You have a cart before the horse situation here. When you set a cookie on a client connection that cookie is then only sent on subsequent requests (websockets or XHR, GET, POST, etc) provided the cookie restrictions (httpOnly, secure, domain, path, etc) match.

Any cookies available are sent during the initial handshake of the websocket connection. Setting a cookie on an open connection will set the cookie on the client but since the socket is already an open connection and established (post handshake) the server will be blind to those cookies for the duration of that connection.

Some people have had success setting the cookie during the handshake. However, that requires the server and client socket implementations supporting this behavior and passing credentials as get parameters (bad practice).

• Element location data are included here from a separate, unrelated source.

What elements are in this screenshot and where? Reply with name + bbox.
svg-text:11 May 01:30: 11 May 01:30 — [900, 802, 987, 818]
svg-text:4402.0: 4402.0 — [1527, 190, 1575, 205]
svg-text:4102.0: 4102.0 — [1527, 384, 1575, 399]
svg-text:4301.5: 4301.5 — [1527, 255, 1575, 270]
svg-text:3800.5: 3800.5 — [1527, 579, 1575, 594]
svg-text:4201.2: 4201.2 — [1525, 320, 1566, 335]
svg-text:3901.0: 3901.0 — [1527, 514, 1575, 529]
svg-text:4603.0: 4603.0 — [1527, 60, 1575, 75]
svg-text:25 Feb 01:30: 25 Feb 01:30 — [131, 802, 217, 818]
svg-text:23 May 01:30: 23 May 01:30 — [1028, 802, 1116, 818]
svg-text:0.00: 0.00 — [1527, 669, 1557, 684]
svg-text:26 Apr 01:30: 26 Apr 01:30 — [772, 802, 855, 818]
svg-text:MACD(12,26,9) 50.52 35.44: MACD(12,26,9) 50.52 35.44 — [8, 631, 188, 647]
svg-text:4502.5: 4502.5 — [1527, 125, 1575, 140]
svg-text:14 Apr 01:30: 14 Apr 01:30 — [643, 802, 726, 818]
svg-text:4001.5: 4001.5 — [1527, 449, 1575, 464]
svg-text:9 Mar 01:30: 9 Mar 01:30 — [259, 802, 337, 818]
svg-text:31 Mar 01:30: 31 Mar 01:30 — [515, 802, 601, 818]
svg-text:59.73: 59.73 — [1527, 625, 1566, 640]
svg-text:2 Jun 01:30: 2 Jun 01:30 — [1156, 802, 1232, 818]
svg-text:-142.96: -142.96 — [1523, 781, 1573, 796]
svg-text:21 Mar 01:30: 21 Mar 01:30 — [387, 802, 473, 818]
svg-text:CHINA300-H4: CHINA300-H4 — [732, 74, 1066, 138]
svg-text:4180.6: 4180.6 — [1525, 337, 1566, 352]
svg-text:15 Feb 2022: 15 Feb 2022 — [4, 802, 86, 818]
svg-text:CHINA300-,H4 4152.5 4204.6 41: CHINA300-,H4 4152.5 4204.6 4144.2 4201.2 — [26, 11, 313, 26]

So I think your only real options are:

  • handle authentication through XHR or other request before opening a websocket
  • use the websocket for authentication, but then on successful login:
    • set your auth cookie
    • close the existing socket
    • initiate a new socket from the client (which will then carry your auth cookie)
  • forget cookies entirely and handle an authentication exchange on the server based on the request/resource ID for the open connection.

If you choose the last option you could still set the cookie and look for the cookie to restore connections on reconnects.